Cindy Martin and her mom, Judith, met Chaplain Cindy Simpson in 2021, two days after Judith moved into Someren Glen. Judith told Chaplain Cindy she probably wouldn’t attend community chapel services. Chaplain Cindy reassured Judith and Cindy that she was there to offer whatever they might need, whether that was spiritual guidance or a listening ear. “I thought that was really nice,” Cindy recalls.

Last December, Judith and her family learned that her lung cancer had returned. She was expected to only have six months to live. It was a difficult and overwhelming moment for Cindy, her brother Jeff, and Judith. Chaplain Cindy stepped in right away to support them in whatever way they needed. “Through the whole process, she was the one that communicated with us and facilitated communicating with the other staff,” Cindy shared, including Judith’s new hospice team. Whenever they had a question, Chaplain Cindy would find the answer or the right person to connect them with.

CLC Chaplain Program

It made a big difference for her family. “We felt like we could share things with her. The whole thing was hard, and it was good to be able to go in and talk with her and just be more honest with my feelings.”
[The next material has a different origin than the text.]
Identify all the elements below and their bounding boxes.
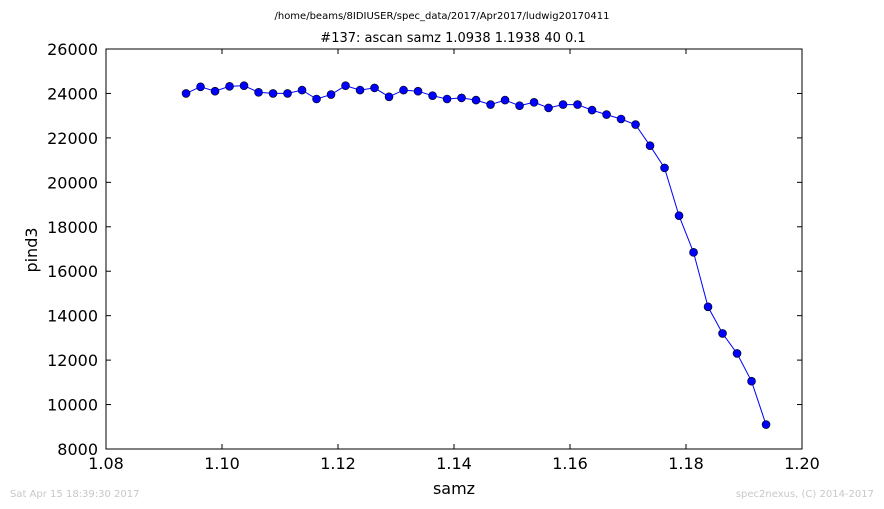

Having a trusted person made a difference for Judith, too.  There was a kind chaplain with the hospice team who also checked in on her. “But Cindy knew her more. It was nice to know that person had been with my mom the entire time she’d lived at Someren Glen. I think my mom felt like she could be honest with her.”

Judith passed away this October. Chaplain Cindy was still there for Cindy and her brother Jeff, offering condolences, a listening ear, and letting them know that she was available for support. She worked with them to arrange a celebration of life service at Someren Glen, which had been part of Judith’s last wishes. “It was such a lovely experience,” Cindy shared. “There was a full house in that community room.” The team at Someren Glen even arranged to have the service taped, so that the family could share it with Judith’s brother who lives in a skilled nursing community in Steamboat Springs.

Cindy and her family are so grateful for the support they got from the entire team at Someren Glen, but especially from Chaplain Cindy. She hopes that other families and residents know what a CLC Chaplain is: “A safe person, a safe place, to share their feelings and what their needs are. Not to think that nobody wants to listen to them. There is somebody there that will do that.”

 

About the Author

Stormie Foust Maley

Stormie Foust Maley, Annual Giving Manager, is a born Midwesterner and Certified Eden Alternative Educator who believes passionately that individuals can make a difference in the lives of others. She worked for nine and a half years at Dayspring Villa Assisted Living, a neighborhood of Christian Living Communities, prior to her role as Annual Giving Manager. There she learned firsthand the joy of building a purposeful and resilient community through a person-directed care mindset.